Вскоре после этого великий князь Владимир Александрович, бывший шефом этого полка, пригласил меня к себе на семейный завтрак, после которого у себя в кабинете передал мне об этих слухах и просил моего энергичного содействия, чтобы прекратить всякую по этому поводу болтовню. Я его заверил, что все это мне известно и что мною приняты меры к пресечению скандала. Еще до этого я собрал корпус офицеров драгунского полка, причем командиру полка было предложено не являться на это собрание. Я дал слово офицерам, что командир полка изменит свое обращение с ними. После этого я отправился к графу Келлеру и серьезно переговорил с ним. Как офицеры, так и он жаловались друг на друга. Я и с него взял честное слово изменить свой грубый образ действий относительно офицеров.
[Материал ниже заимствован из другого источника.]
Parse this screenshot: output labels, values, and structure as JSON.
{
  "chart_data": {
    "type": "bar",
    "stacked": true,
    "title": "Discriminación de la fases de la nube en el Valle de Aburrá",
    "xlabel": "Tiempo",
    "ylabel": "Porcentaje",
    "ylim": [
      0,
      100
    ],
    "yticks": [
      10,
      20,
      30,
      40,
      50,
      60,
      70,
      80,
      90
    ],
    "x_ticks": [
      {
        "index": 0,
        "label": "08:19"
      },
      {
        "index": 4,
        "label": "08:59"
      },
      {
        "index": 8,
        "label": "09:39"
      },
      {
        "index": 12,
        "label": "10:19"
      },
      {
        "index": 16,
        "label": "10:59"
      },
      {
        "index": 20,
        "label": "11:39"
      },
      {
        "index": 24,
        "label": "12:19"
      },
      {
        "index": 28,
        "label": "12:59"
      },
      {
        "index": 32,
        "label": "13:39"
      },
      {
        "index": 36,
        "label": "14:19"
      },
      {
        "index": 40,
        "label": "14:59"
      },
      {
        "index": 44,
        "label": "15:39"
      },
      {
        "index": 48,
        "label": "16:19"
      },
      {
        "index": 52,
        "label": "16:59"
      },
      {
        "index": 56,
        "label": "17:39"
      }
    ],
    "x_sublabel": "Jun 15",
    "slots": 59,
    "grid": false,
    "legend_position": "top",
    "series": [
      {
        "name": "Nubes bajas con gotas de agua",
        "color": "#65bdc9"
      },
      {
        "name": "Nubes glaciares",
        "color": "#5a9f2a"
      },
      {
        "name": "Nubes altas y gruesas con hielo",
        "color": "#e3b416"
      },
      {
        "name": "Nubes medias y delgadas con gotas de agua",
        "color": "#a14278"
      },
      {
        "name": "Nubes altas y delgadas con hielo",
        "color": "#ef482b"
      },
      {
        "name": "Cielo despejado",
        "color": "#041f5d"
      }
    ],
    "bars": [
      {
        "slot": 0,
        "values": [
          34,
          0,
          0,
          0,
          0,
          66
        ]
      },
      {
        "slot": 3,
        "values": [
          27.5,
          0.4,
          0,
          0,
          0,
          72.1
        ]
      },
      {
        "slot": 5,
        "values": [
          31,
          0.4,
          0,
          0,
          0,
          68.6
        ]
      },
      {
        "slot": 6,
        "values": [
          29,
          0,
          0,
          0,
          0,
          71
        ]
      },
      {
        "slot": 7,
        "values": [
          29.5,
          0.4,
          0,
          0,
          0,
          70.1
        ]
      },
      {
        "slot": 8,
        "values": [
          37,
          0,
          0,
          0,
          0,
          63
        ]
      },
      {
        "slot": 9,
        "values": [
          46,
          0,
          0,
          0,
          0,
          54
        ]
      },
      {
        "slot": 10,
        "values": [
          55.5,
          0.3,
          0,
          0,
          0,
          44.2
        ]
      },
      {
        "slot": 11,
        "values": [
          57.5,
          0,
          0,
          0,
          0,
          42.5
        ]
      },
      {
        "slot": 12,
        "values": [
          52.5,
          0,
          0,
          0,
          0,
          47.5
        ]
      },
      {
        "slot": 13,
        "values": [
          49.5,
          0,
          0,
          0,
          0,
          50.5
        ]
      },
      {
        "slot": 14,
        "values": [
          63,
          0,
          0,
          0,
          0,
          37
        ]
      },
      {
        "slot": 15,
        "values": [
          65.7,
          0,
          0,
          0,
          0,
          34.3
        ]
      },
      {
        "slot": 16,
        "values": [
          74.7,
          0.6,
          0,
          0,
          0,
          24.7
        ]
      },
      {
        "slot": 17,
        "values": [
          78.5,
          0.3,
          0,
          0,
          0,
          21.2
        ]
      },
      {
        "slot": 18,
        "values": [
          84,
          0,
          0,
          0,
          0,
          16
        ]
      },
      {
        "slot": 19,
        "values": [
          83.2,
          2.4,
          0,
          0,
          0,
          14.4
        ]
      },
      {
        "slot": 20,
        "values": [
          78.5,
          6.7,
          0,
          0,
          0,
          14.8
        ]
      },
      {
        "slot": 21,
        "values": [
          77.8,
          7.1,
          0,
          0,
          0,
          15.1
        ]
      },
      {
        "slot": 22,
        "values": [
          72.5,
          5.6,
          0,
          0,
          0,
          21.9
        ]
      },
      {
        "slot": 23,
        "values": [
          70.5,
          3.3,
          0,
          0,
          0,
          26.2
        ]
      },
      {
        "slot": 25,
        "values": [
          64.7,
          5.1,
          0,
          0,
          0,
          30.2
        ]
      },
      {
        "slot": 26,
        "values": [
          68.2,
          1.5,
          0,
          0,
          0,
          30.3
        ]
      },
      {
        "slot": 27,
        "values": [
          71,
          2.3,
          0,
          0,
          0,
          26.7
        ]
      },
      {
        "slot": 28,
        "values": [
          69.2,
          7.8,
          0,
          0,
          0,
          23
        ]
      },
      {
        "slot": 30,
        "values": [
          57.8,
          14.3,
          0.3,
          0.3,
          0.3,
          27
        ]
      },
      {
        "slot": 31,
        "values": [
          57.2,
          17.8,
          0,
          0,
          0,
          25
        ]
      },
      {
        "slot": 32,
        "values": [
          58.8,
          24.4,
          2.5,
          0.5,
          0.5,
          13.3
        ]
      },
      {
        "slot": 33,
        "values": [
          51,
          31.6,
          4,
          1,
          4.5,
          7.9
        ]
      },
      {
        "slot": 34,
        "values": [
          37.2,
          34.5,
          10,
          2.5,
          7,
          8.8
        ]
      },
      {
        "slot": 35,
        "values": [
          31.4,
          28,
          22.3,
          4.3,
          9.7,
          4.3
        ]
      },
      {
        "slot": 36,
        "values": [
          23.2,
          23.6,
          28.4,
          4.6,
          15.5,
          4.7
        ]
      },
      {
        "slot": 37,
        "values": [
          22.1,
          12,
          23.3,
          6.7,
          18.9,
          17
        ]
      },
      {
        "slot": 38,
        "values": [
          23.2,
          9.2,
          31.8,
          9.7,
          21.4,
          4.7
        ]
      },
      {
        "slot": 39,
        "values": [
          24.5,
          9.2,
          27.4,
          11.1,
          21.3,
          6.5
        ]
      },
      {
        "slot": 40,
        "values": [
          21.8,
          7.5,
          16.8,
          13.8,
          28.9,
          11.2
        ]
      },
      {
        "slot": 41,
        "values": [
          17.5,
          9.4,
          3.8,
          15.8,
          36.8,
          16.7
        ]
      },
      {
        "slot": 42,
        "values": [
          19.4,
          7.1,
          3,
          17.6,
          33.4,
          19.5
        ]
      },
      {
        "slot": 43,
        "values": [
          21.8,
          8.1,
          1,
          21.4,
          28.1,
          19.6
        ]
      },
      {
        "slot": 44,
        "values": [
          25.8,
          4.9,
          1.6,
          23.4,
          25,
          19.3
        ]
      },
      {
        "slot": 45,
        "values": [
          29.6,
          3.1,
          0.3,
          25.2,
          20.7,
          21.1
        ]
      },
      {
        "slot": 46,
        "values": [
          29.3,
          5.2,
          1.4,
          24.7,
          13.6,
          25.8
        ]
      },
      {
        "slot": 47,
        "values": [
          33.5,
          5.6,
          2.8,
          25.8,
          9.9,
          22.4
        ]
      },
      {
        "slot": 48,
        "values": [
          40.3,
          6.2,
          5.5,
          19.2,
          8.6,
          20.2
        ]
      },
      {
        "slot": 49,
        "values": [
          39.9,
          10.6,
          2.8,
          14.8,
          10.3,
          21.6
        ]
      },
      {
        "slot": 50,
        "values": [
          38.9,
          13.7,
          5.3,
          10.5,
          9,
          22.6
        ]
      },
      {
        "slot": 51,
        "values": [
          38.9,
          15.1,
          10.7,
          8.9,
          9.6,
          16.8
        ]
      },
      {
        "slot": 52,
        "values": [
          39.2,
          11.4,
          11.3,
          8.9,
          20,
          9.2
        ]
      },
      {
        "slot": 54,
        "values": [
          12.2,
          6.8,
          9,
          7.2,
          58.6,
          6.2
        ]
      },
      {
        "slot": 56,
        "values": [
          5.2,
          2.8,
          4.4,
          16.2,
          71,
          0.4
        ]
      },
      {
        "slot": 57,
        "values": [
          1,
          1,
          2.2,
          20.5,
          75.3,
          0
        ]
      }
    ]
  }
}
Я остановился на этом инциденте лишь потому, что с именем графа Келлера было связано много сплетен и рассказов. Я же теперь (1924 год) прочел в только что изданной переписке Николая II с императрицей, что этот граф Келлер старался мне вредить и набросить тень на меня. Я убедился, что напрасно старался оберегать его от заслуженных побоев офицеров. Значит, они были правы в своей ненависти к нему.

Служба в Варшавском и Киевском военных округах

В декабре 1908 года я получил извещение, что должен получить армейский корпус и что предположено мне дать 14-й корпус, который стоял в г. Люблин. В начале января 1909 года я покинул Петербург.

Приехав в Варшаву, я явился к командующему войсками округа генерал-адъютанту Георгию Антоновичу Скалону. Он принял меня очень хорошо, и я отправился в Люблин, которого раньше никогда не видел. Город произвел на меня прекрасное впечатление.

Сначала начальником штаба 14-го корпуса был генерал Федоров, человек очень толковый, дельный, симпатичный, и мне было очень приятно с ним иметь дело. Но у него была одна странность: он любил занимать меня очень пространными рассказами и, когда увлекался подробностями, всегда подкладывал одну ногу под себя. Это был плохой признак. Если я бывал чем-нибудь занят другим, а он устраивался поудобнее, подложив ногу под себя, я сейчас же призывал его к порядку и просил принять более официальную позу. К сожалению, я вскоре расстался с этим милым человеком, так как он получил дивизию.

Начальником штаба на его место был назначен генерал-майор Леонтович, раздражительный, подозрительный, болезненный, неприятный человек. Мне постоянно приходилось разбирать разные казусы по поводу различных обид, которые ему якобы причиняли. В общем, это был несносный субъект, и мне пришлось представить его к увольнению от занимаемой должности, что мне было крайне неприятно, так как он был человек семейный. Вскоре его назначили начальником дивизии в другом корпусе, и я слышал, что он и там выказал себя с очень плохой стороны.